The Senate came back last week and didn’t take up legislation to delay the delayed implementation of the Federal Reserve’s rule regulating debit interchange rates. But the NCUA and trade groups weighed in again about the impact on small issuers.
Andrea Heller, a spokeswoman for Sen. Jon Tester (D-Mont.), the lead sponsor of a bill to delay by two years implementation of the Fed’s rule, said Tester is still working with his colleagues to find an appropriate bill to which he can attach his amendment. She said that while there is growing support for the measure, she declined to say how many votes it is likely to get nor did she say whether there were the 60 votes lined up that would be needed to stop a likely filibuster by opponents.
A similar bill has been introduced in the House, but it is likely to wait for Senate action before taking up the measure, said Rep. Shelley Moore Capito (R-W.Va.) the measure’s key sponsor.
The Federal Reserve still hasn’t issued a final rule, though it is supposed to take effect on July 23. The NCUA and CUNA sent letters to the Fed last week, urging Fed Chairman Ben Bernanke to do more to protect small issuers.
Citing data compiled by her agency, NCUA Chairman Debbie Matz wrote that for federally insured credit unions with assets of $100 million or less that issue debit cards, the interchange costs exceed the maximum allowed under the Fed’s proposed rule.
She noted that because of this, the Fed should modify its proposed rule to "take into consideration the unique circumstances of smaller credit unions."
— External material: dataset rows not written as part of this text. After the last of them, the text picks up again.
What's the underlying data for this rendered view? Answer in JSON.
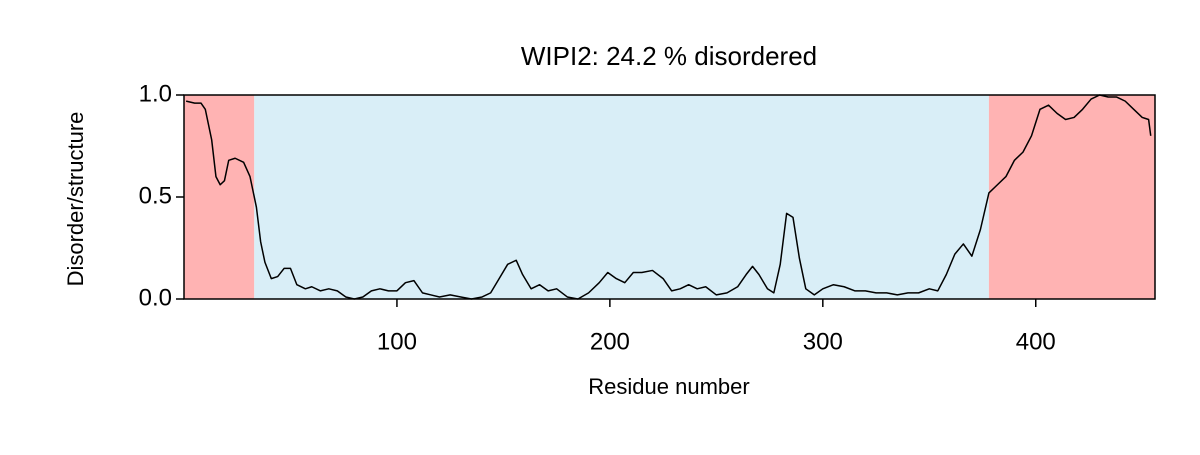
{
  "chart_data": {
    "type": "line",
    "title": "WIPI2: 24.2 % disordered",
    "xlabel": "Residue number",
    "ylabel": "Disorder/structure",
    "x": [
      1,
      5,
      8,
      10,
      13,
      15,
      17,
      19,
      21,
      24,
      28,
      31,
      34,
      36,
      38,
      41,
      44,
      47,
      50,
      53,
      57,
      60,
      64,
      68,
      72,
      76,
      80,
      84,
      88,
      92,
      96,
      100,
      104,
      108,
      112,
      116,
      120,
      125,
      130,
      135,
      140,
      144,
      148,
      152,
      156,
      159,
      163,
      167,
      171,
      175,
      180,
      185,
      190,
      195,
      199,
      203,
      207,
      211,
      215,
      220,
      225,
      229,
      233,
      237,
      241,
      245,
      250,
      255,
      260,
      264,
      267,
      270,
      274,
      277,
      280,
      283,
      286,
      289,
      292,
      296,
      300,
      305,
      310,
      315,
      320,
      325,
      330,
      335,
      340,
      345,
      350,
      354,
      358,
      362,
      366,
      370,
      374,
      378,
      382,
      386,
      390,
      394,
      398,
      402,
      406,
      410,
      414,
      418,
      422,
      426,
      430,
      434,
      438,
      442,
      446,
      450,
      453,
      454
    ],
    "series": [
      {
        "name": "disorder",
        "color": "#000000",
        "values": [
          0.97,
          0.96,
          0.96,
          0.93,
          0.78,
          0.6,
          0.56,
          0.58,
          0.68,
          0.69,
          0.67,
          0.6,
          0.45,
          0.28,
          0.18,
          0.1,
          0.11,
          0.15,
          0.15,
          0.07,
          0.05,
          0.06,
          0.04,
          0.05,
          0.04,
          0.01,
          0.0,
          0.01,
          0.04,
          0.05,
          0.04,
          0.04,
          0.08,
          0.09,
          0.03,
          0.02,
          0.01,
          0.02,
          0.01,
          0.0,
          0.01,
          0.03,
          0.1,
          0.17,
          0.19,
          0.12,
          0.05,
          0.07,
          0.04,
          0.05,
          0.01,
          0.0,
          0.03,
          0.08,
          0.13,
          0.1,
          0.08,
          0.13,
          0.13,
          0.14,
          0.1,
          0.04,
          0.05,
          0.07,
          0.05,
          0.06,
          0.02,
          0.03,
          0.06,
          0.12,
          0.16,
          0.12,
          0.05,
          0.03,
          0.17,
          0.42,
          0.4,
          0.2,
          0.05,
          0.02,
          0.05,
          0.07,
          0.06,
          0.04,
          0.04,
          0.03,
          0.03,
          0.02,
          0.03,
          0.03,
          0.05,
          0.04,
          0.12,
          0.22,
          0.27,
          0.21,
          0.34,
          0.52,
          0.56,
          0.6,
          0.68,
          0.72,
          0.8,
          0.93,
          0.95,
          0.91,
          0.88,
          0.89,
          0.93,
          0.98,
          1.0,
          0.99,
          0.99,
          0.97,
          0.93,
          0.89,
          0.88,
          0.8
        ]
      }
    ],
    "regions": [
      {
        "start": 0,
        "end": 33,
        "color": "#ffb3b3"
      },
      {
        "start": 33,
        "end": 378,
        "color": "#d9eef7"
      },
      {
        "start": 378,
        "end": 456,
        "color": "#ffb3b3"
      }
    ],
    "xlim": [
      0,
      456
    ],
    "ylim": [
      0,
      1
    ],
    "xticks": [
      100,
      200,
      300,
      400
    ],
    "yticks": [
      {
        "value": 0,
        "label": "0.0"
      },
      0.5,
      {
        "value": 1,
        "label": "1.0"
      }
    ]
  }
}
Matz wrote Bernanke that that the median cost per transaction was 31 cents per transaction for credit unions with assets of $10 million or less and 19 cents per transaction for credit unions with assets between $50 million and $100 million. And direct costs don’t fall below the proposed cap until credit unions reach the $100 million to $500 million asset range. According to NCUA data, the median cost for those credit unions is 8 cents per transaction.
She also submitted a chart that showed that as of the Call Report data through the end of March, 181 federally insured credit unions had a net positive interchange income and 111 had a net negative interchange income.
NAFCU took issue with the agency’s contention that the proposed rule wouldn’t hurt credit unions with more than $500 million in assets.
NAFCU President/CEO Fred Becker wrote Matz that the agency "did not take into consideration fraud costs, labor costs, facilities, equipment and other overhead costs. In fact, during the survey process, one of our members informed us that they did not believe NCUA was asking the right questions to correctly determine the cost of interchange."
He reiterated the association’s opposition to separating credit unions by size and contended that the "proposed price caps are bad public policy for all credit unions."
According to the proposed rule, the allowable costs for interchange would be limited to no more than the issuer's allowable costs divided by the number of electronic debit transactions on which the issuer received or charged an interchange transaction fee in the calendar year. Or the issuer could receive debit interchange capped at 12 cents per transaction.
In his letter to Bernanke, CUNA President/CEO Bill Cheney noted that while Congress required the Fed to prescribe rules regarding these provisions, there is no specific deadline for them to take effect. By contrast, Cheney noted, the law requires the provisions regarding rate standards to take effect by July 21.
"Delaying the effective date of these provisions would not undermine merchants’ ability to pay lower fees to large issues. Such a delay would, however, allow time for the exemption to work for small issuers, as Congress intended, without any group of issuers," Cheney wrote.
Becker and Cheney both wrote lawmakers urging them to support a delay of the Fed’s rule, emphasizing the negative impact on small issuers.
However, a coalition of retailers disputed that argument in a letter to Congress. The Merchants Payments Coalition noted that its members have "no contractual or practical ability to treat debit cards issued by small financial institutions differently than those issued by large institutions."